In one of the examples presented below, we can see Hernandez initiating the build-up play down the left side. In this situation, Milan created an overload with four players in close proximity and Ante Rebic making a run in behind for a potential lobbed pass.
Here, Hernandez and Rebic are both interconnected once again, as the Croatian makes a forward run, thus dragging Fabian Ruiz away from the center and creating space for the Frenchman to drift inside. Milan’s intricate movement down the left side, involving Hernandez, Rebic and one of the central midfielders, caused some real problems to Napoli.
The following situation presents the goal-scoring moment with Hernandez, Rebic, and Calhanoglu involved in the passing triangle down the left flank. Franck Kessié and Ismael Bennacer did a good job inviting Napoli’s midfield higher up the pitch, thus dragging them out of positions which created space for Milan’s trio.
The following heat map and average player positions’ map supports our discussion above. A clear inclination towards the left side is noticeable in both graphics.

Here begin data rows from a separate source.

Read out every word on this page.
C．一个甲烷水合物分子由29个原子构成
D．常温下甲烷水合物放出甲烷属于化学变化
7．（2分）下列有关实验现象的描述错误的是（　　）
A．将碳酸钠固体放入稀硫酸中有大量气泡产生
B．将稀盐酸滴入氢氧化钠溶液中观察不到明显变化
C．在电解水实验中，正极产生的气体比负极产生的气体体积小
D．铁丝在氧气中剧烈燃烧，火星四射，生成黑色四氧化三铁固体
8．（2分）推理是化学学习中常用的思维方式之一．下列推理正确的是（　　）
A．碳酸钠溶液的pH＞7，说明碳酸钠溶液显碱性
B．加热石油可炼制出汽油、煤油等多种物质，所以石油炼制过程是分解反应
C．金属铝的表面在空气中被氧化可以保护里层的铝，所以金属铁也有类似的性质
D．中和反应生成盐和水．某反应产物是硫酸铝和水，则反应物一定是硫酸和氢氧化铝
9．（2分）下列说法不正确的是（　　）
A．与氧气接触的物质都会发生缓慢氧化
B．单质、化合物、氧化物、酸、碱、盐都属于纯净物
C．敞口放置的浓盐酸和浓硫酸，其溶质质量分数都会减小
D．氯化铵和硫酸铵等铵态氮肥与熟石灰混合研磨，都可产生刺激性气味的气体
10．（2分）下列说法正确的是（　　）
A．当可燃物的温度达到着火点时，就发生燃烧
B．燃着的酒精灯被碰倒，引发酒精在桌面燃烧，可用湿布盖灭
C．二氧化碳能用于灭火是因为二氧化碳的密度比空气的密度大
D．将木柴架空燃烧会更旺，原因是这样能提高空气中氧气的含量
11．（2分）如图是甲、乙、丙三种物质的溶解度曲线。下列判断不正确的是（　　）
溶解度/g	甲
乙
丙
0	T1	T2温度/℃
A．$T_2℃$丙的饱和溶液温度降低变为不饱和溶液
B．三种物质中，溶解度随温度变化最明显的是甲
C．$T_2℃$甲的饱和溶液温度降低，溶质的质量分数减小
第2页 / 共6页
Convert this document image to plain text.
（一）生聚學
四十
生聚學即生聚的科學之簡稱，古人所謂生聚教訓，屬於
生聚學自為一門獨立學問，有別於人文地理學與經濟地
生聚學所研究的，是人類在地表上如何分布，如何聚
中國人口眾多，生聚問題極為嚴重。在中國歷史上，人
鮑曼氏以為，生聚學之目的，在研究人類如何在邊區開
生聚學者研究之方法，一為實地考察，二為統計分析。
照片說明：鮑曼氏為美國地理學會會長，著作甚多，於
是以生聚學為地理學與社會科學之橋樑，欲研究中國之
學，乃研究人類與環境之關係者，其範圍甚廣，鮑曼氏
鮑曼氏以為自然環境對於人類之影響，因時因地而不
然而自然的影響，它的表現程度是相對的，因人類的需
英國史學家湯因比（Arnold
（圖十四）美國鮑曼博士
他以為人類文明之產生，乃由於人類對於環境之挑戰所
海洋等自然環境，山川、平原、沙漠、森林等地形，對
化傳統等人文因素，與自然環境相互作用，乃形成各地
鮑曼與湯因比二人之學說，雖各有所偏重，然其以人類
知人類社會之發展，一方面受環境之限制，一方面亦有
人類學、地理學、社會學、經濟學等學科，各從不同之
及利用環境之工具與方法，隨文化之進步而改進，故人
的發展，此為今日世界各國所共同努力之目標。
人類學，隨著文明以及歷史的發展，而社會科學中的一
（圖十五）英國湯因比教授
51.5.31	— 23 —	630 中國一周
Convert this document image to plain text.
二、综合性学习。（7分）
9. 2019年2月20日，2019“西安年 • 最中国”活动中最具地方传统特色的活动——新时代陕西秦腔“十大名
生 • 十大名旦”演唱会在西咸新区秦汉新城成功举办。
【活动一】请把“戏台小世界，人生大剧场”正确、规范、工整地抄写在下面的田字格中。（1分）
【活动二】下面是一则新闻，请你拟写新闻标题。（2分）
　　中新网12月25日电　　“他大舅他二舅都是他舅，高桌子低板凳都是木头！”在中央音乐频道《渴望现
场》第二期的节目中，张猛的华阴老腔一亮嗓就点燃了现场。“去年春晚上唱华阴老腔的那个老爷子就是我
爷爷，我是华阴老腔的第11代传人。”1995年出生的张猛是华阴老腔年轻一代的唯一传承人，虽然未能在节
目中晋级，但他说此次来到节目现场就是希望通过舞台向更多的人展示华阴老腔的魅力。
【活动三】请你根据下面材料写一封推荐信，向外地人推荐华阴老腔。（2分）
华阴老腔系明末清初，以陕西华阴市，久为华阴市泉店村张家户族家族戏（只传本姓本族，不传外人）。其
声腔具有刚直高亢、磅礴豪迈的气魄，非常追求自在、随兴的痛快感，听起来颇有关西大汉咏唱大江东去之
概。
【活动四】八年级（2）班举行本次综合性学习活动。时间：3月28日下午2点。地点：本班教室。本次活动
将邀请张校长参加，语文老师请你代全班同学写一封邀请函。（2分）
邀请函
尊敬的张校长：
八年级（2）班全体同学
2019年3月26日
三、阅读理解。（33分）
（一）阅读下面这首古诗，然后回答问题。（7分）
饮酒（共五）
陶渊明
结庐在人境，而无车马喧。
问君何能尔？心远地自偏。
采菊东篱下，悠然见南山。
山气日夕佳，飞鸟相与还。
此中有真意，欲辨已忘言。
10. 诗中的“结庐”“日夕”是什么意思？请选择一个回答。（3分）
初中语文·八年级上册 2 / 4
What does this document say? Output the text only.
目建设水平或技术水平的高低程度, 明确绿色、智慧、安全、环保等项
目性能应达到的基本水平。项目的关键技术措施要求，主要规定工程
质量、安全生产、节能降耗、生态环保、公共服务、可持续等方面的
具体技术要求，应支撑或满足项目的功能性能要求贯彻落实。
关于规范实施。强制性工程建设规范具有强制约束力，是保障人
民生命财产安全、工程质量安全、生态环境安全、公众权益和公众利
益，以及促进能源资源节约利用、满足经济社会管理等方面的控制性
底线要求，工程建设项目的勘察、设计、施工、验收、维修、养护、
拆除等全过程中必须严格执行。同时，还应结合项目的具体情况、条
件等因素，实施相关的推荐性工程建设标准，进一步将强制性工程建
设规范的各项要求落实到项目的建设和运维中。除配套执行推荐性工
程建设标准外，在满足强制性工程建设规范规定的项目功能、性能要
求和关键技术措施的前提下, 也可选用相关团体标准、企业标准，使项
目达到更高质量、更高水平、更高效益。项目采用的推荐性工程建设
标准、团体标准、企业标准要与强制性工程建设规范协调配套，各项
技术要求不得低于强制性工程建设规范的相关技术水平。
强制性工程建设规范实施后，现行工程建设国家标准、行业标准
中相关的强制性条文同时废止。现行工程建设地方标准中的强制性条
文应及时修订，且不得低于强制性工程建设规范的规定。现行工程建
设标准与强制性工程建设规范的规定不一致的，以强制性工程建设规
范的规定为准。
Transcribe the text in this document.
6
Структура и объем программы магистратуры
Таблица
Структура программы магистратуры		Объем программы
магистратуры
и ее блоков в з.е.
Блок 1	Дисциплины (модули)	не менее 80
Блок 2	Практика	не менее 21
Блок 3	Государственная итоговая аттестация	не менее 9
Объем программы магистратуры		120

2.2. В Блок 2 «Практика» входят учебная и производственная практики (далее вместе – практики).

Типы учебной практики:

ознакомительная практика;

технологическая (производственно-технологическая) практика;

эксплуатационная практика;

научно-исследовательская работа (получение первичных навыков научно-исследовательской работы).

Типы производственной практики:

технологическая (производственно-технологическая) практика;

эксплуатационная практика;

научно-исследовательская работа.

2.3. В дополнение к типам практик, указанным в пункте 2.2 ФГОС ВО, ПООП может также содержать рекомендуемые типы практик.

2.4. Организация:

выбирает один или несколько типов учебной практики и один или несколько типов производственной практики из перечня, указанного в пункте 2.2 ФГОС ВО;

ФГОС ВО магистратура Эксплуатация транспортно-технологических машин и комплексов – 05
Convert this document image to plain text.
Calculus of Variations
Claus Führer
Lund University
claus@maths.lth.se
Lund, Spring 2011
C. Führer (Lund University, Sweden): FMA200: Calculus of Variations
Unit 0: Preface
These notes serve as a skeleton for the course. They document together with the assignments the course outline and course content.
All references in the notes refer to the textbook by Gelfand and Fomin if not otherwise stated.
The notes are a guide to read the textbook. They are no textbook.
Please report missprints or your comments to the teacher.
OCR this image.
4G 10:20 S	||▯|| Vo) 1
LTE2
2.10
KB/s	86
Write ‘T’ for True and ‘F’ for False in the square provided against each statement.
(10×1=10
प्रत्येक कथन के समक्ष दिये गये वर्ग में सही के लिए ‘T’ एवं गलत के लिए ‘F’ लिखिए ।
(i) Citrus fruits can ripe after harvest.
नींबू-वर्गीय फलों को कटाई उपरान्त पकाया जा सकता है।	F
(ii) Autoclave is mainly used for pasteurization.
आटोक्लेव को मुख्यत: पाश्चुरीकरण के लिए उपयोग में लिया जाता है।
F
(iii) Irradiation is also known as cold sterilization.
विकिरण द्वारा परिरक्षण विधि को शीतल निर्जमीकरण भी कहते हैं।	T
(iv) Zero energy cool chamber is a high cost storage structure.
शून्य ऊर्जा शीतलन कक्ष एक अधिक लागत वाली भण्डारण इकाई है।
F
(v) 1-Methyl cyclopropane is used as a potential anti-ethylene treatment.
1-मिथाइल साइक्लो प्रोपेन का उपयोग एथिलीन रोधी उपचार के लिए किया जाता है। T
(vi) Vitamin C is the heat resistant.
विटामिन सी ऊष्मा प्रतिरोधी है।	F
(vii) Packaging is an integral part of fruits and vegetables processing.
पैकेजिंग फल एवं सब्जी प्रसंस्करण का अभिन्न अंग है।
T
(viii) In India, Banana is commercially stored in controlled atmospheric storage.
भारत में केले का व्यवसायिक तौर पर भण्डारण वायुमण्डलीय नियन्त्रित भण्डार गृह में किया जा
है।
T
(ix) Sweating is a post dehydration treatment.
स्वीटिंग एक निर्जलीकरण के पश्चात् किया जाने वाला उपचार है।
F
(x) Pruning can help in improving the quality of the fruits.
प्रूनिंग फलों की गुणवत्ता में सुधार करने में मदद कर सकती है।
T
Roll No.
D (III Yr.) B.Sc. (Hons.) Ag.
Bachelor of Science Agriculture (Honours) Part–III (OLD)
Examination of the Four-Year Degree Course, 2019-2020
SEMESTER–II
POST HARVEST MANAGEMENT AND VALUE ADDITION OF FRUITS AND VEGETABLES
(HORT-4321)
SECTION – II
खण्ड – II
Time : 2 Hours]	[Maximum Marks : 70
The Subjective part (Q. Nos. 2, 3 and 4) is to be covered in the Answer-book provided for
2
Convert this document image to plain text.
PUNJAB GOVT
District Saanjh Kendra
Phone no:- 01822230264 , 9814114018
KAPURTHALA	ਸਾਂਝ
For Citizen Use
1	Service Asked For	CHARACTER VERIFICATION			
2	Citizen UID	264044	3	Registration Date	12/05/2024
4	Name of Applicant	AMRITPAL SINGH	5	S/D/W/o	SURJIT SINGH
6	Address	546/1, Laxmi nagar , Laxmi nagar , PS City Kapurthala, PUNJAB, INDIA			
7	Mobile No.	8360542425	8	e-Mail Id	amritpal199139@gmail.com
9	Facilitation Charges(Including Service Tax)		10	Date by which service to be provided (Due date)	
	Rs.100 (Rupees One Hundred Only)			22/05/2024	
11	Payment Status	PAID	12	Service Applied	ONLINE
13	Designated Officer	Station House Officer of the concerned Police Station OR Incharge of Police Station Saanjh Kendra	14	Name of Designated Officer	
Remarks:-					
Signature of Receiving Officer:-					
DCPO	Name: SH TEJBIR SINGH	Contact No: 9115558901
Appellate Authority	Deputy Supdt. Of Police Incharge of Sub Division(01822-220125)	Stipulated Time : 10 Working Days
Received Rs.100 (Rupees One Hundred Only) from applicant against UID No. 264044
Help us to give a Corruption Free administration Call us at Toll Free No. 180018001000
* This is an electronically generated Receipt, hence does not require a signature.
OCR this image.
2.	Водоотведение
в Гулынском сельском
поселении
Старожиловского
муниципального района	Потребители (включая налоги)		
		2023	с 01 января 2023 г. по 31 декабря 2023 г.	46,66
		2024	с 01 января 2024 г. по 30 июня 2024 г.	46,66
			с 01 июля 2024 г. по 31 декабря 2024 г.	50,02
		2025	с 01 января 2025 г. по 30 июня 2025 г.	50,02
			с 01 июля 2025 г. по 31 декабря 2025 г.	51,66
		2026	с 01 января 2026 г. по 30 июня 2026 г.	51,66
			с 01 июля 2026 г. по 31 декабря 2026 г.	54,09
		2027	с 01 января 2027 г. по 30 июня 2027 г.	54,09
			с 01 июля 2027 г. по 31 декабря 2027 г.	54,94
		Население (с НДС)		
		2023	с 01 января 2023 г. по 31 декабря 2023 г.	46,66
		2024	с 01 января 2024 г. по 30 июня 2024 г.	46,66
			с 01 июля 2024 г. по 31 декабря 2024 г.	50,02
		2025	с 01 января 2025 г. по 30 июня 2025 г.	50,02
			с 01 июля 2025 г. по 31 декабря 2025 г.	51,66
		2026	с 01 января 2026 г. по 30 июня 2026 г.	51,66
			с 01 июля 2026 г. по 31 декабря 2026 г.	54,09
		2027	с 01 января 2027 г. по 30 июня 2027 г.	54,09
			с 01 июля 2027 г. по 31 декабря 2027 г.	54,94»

Despite two goals from Ibrahimovic, Hernandez was Milan’s most prevalent asset in attack. The French left-back had 72 touches, made 42 passes, of which 10 were final third passes, with a completion rate of 81% and also completed 3 dribbles.
As expected, Napoli were going to have most of the ball; thus, Milan had sharpened their other tool – deadly counterattacks. Both the second and third goals were scored from quick offensive transitions, with Napoli’s midfield completely cut out.
In the example below, we can see Milan’s swift transition play after Napoli had lost the ball deep into the offensive half. Bakayoko is Napoli’s only center-midfield player left in this situation, and with a very high line from the home side, a combination of Calhanoglu, Rebic, and Ibramovic was able to take the advantage of it.
After Mertens pulled one back for Napoli, Milan’s tactics became quite obvious and understandable – to preserve a 2-1 lead. Daniele Bonera told his side to retrieve into a low/mid defensive block with both substitutes Lorenzo Colombo (no. 29) and Jens Petter Hauge (no. 15) given clear instructions to stay high and wide in order to catch Napoli on the break.
Shot Map of Both Teams
xG (expected goals): Napoli 1.97 – 2.53 Milan
Result: Napoli 1 – 3 Milan
It was another rather typical game of football where one team was more superior on the ball (Napoli) but could not quite find the cutting edge. On the other hand, a more pragmatic approach and perfect game management from Milan seemed to have paid the highest dividends.